Pro Bono Effort Preserves Religious Rights of Incarcerated Persons
Providing Pro Bono legal services and supporting access to justice initiatives for underserved populations is a cornerstone of Bodman’s commitment to diversity both within the firm and in the communities we serve. This commitment was front and center in a recent federal appellate case that Bodman’s Tom Rheaume and Alexandra Markel handled which resulted in a victory on behalf of incarcerated persons of the Jewish faith.
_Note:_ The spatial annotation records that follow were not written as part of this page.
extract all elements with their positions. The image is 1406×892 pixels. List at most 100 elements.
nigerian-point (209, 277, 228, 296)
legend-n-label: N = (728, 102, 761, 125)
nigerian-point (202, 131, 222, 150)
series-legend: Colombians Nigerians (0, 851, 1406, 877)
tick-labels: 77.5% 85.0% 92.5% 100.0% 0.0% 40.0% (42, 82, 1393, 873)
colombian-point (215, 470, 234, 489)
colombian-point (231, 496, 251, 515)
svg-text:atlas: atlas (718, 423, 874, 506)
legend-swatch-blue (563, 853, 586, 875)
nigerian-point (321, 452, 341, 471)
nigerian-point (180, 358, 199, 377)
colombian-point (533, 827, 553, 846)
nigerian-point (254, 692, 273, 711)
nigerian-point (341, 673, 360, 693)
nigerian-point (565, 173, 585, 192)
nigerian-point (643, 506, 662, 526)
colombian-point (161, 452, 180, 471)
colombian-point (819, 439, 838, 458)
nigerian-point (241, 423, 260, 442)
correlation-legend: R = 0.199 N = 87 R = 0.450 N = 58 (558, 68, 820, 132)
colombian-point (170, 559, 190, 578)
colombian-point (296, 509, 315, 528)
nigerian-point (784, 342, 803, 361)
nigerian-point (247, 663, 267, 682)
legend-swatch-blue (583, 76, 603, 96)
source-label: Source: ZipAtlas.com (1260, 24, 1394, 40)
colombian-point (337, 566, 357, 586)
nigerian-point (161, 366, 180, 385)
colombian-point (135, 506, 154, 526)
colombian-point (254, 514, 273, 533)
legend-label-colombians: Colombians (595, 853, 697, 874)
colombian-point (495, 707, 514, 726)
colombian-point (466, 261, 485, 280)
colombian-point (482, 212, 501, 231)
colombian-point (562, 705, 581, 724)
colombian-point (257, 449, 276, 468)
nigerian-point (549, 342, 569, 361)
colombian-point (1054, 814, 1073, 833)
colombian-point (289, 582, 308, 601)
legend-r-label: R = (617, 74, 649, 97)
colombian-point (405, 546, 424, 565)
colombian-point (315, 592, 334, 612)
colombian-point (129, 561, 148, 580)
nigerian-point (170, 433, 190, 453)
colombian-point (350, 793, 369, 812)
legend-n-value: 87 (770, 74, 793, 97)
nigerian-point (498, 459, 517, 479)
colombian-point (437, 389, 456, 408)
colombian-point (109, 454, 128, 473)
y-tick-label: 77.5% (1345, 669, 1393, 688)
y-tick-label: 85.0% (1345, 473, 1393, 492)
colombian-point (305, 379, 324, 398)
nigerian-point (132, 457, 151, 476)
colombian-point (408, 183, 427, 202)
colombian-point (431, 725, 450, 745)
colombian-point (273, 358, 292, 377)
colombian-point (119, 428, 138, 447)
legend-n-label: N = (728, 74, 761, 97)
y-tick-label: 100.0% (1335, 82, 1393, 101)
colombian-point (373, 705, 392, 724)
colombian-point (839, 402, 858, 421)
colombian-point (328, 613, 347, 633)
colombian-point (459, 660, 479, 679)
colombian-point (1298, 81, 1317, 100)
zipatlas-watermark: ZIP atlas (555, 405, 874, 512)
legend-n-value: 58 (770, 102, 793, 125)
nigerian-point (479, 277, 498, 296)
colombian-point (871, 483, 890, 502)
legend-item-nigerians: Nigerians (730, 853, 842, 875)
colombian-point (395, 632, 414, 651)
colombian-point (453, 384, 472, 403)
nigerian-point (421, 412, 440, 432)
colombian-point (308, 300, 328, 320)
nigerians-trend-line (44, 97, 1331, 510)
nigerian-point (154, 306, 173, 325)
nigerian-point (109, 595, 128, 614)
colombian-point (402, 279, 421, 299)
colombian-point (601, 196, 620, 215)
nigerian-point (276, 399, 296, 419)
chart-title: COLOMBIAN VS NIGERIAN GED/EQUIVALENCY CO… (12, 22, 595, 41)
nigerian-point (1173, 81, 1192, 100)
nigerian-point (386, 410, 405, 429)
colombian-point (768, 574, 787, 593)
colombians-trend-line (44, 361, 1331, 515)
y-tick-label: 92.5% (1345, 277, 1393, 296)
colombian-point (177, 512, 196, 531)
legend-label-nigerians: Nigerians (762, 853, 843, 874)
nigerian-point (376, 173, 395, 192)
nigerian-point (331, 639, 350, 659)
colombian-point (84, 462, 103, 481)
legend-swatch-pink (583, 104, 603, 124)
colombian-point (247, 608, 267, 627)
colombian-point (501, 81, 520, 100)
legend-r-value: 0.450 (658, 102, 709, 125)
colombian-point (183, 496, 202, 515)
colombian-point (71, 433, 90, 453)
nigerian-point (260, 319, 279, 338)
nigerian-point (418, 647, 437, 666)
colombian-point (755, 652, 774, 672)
Before 2013, the Michigan Department of Corrections (“MDOC”) provided kosher meals with meat and dairy to Jewish inmates. The MDOC also allowed inmates to receive traditional religious foods donated by outside sources for Jewish holidays. However, in 2013, the MDOC implemented a universal vegan meal for all prisoners who qualify for a religious diet. In addition, the MDOC began to prohibit Jewish organizations from providing food to inmates for religious holiday celebrations.
A group of Jewish Michigan inmates challenged the MDOC policy, winning a victory in federal court. When MDOC appealed the lower court’s decision to the federal Sixth Circuit Court of Appeals, Rheaume stepped in. Rheaume prepared a convincing argument, leading the Sixth Circuit to unanimously uphold the lower court decision. As a result, Jewish prisoners in Michigan now have the right to remain kosher, however the individual inmate interprets that. That right is protected by federal law. The MDOC has an obligation to ensure it does not stand in the way of that right.
“The Sixth Circuit rightly upheld the sincerely held religious beliefs of incarcerated persons,” Rheaume said. “The decision paves the way for a class of Jewish prisoners to eat religious meals in accordance with the precepts of their religion as opposed to non-conforming religious meals deemed sufficient by the state. The accommodation of religion upheld today by the Sixth Circuit should be lauded.”
Markel added, “Ensuring that Michigan’s prison population’s right to keep kosher is not violated was particularly meaningful because of my own Jewish faith, and belief in tikkun olam, the obligation to help “repair the world. It was so rewarding to see the Sixth Circuit agree with our position, that keeping kosher, however the individual prisoner interprets that, is a right protected by federal law and that MDOC has an obligation to ensure it does not stand in the way of that right.”